Former Board Director, Alaska Native leader
Los Angeles, CA
Jennifer Fate Velaise served as an elected Alaskan Native leader for 20 years. She grew up in Fairbanks, Alaska and on her Yukon River ancestral lands, where her mother lived an Athabascan nomadic lifestyle. Jennifer’s formative years were an intense period of change — the oil pipeline boom and the largest indigenous land claims settlement, which secured 44 million acres into Alaska Native ownership and established Native-owned corporations. As a young girl, she recognized the vulnerability of Native people with no education or business know-how. With extreme levels of Native poverty and unemployment, it became her mission to promote education and business self-determination.
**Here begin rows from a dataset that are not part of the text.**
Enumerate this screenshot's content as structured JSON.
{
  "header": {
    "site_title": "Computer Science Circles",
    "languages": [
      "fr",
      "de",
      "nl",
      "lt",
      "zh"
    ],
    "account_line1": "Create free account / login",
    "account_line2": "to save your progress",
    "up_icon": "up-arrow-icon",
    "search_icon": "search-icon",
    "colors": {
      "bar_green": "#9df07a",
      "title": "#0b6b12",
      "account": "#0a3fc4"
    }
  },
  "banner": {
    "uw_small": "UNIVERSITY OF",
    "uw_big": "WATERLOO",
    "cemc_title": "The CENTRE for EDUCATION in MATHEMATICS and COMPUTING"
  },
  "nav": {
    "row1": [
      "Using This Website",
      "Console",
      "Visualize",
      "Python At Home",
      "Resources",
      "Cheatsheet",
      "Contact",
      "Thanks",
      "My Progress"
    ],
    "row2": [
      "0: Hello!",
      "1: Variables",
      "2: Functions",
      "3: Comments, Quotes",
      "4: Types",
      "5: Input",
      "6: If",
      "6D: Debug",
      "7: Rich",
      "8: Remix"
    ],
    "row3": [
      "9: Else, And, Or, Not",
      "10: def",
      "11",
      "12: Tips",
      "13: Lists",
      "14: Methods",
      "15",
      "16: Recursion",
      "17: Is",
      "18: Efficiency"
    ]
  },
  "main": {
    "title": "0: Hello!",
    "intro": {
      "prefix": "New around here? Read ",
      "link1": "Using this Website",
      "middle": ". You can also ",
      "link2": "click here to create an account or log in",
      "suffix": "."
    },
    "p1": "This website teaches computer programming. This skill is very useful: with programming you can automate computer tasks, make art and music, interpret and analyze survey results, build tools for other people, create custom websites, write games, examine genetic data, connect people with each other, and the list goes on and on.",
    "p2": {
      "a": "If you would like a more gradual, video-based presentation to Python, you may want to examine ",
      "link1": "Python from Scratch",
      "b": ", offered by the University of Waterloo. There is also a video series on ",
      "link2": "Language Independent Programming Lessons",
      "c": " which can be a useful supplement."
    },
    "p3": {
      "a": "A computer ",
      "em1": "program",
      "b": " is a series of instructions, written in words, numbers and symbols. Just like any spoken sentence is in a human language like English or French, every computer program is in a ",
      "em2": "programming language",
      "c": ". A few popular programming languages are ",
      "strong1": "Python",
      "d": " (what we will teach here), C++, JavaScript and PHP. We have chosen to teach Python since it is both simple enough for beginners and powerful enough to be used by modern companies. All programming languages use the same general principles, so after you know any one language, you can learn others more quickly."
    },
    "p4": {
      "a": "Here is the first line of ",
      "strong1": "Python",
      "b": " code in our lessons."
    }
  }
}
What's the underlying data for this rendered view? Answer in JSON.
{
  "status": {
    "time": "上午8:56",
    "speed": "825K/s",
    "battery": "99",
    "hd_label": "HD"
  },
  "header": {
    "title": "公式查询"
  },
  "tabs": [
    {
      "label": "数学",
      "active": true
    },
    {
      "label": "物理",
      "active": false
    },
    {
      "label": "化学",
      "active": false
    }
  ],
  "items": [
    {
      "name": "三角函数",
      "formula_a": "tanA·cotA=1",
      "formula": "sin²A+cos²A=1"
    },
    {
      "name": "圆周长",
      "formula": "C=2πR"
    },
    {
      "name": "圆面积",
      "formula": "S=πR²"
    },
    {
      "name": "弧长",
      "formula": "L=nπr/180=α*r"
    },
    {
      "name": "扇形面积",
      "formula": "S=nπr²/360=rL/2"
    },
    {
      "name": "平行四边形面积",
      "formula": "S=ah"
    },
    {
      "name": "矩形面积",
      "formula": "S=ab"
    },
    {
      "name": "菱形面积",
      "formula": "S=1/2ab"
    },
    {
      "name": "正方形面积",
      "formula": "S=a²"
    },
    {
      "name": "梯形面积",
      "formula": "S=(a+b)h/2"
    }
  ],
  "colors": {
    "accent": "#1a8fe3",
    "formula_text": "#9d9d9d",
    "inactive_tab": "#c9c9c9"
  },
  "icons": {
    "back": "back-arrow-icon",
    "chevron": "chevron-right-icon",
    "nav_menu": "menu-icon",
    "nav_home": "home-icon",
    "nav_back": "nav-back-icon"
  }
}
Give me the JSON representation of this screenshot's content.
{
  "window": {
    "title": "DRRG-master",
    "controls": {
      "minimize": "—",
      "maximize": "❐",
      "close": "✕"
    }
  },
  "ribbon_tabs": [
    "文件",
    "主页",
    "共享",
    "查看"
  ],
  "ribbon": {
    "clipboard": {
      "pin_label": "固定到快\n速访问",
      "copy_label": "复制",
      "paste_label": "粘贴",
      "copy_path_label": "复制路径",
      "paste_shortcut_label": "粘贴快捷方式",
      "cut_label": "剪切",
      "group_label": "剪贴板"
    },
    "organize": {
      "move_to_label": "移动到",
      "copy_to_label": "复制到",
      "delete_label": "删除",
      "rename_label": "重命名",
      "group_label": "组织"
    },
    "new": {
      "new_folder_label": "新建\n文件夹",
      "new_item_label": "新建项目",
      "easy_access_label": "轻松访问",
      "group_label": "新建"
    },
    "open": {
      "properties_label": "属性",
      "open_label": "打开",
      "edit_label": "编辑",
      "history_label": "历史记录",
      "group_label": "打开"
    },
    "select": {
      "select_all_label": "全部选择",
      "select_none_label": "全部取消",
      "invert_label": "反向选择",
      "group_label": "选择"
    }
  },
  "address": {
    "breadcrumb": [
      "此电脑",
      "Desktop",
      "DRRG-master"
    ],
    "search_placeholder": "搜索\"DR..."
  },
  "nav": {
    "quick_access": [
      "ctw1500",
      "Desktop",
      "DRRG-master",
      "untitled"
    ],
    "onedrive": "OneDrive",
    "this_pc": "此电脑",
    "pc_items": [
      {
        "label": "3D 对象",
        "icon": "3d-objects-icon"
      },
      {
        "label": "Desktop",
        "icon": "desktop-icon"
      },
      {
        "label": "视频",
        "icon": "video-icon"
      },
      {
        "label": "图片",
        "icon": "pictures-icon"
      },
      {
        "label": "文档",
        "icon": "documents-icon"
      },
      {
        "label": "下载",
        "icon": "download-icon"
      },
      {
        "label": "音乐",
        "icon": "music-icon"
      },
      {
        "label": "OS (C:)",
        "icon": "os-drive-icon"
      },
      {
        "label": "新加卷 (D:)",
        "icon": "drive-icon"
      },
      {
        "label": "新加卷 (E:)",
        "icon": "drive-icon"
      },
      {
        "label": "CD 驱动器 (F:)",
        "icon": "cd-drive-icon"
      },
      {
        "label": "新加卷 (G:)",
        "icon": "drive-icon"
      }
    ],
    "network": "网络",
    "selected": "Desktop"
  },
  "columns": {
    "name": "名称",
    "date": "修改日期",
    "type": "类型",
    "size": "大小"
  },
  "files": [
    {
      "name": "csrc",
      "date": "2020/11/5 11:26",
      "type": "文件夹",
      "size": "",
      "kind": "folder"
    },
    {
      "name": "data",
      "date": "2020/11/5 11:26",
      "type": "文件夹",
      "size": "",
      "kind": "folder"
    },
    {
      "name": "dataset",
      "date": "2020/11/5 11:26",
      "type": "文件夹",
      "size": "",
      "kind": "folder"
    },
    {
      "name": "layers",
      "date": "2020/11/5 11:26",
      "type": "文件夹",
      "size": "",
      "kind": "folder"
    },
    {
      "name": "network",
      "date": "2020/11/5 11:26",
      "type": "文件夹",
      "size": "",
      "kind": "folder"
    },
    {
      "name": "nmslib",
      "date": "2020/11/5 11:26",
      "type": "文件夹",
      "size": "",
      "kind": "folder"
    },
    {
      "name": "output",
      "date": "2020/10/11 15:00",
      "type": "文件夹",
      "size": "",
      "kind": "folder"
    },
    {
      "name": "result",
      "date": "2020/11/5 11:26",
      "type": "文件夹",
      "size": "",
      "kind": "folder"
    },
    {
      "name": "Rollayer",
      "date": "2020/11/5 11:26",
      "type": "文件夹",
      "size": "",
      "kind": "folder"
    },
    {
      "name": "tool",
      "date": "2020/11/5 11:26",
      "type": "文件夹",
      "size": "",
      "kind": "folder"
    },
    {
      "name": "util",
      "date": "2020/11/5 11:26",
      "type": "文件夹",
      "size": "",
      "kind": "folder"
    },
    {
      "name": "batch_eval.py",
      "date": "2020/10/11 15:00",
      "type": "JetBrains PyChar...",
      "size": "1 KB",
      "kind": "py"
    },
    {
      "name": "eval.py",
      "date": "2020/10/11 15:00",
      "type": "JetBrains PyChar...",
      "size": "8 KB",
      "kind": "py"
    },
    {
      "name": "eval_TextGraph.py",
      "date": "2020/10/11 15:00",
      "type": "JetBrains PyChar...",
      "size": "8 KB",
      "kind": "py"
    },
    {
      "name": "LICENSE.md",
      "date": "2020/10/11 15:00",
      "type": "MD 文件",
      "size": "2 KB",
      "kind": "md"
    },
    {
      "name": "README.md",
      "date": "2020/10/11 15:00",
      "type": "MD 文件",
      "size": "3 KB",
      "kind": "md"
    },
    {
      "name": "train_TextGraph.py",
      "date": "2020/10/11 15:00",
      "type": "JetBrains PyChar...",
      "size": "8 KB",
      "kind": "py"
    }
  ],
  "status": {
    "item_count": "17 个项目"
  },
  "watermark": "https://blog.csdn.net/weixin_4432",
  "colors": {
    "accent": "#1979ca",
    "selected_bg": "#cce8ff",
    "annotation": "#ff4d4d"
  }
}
After attending Princeton’s Woodrow Wilson School and Stanford Business School (MBA ’88), Jennifer worked for a major Hollywood studio, structuring mergers, acquisitions and producer deals. In Brussels, she consulted for the European Union and Benelux media companies. Upon returning to the US, she and her husband invested in public markets and start-up business ventures. In 2006, Jennifer was elected as one of the 13 Alaskan Native leaders to the interior region tribal corporation—an infrastructure, utilities, and tourism company and one of the largest private landowners in America. She served as Investment and Audit Chair, Corporate Officer and other roles. Jennifer also served as President of the educational foundation, where she restructured, oversaw the endowment, and increased educational scholarships. Jennifer served as Co-Chair of the GSB Racial Equity Task Force and various other boards.
Jennifer is married to GSB classmate Jean-Louis and has 3 sons: a political consultant, a lawyer and a Marine infantry officer (BS, ‘23).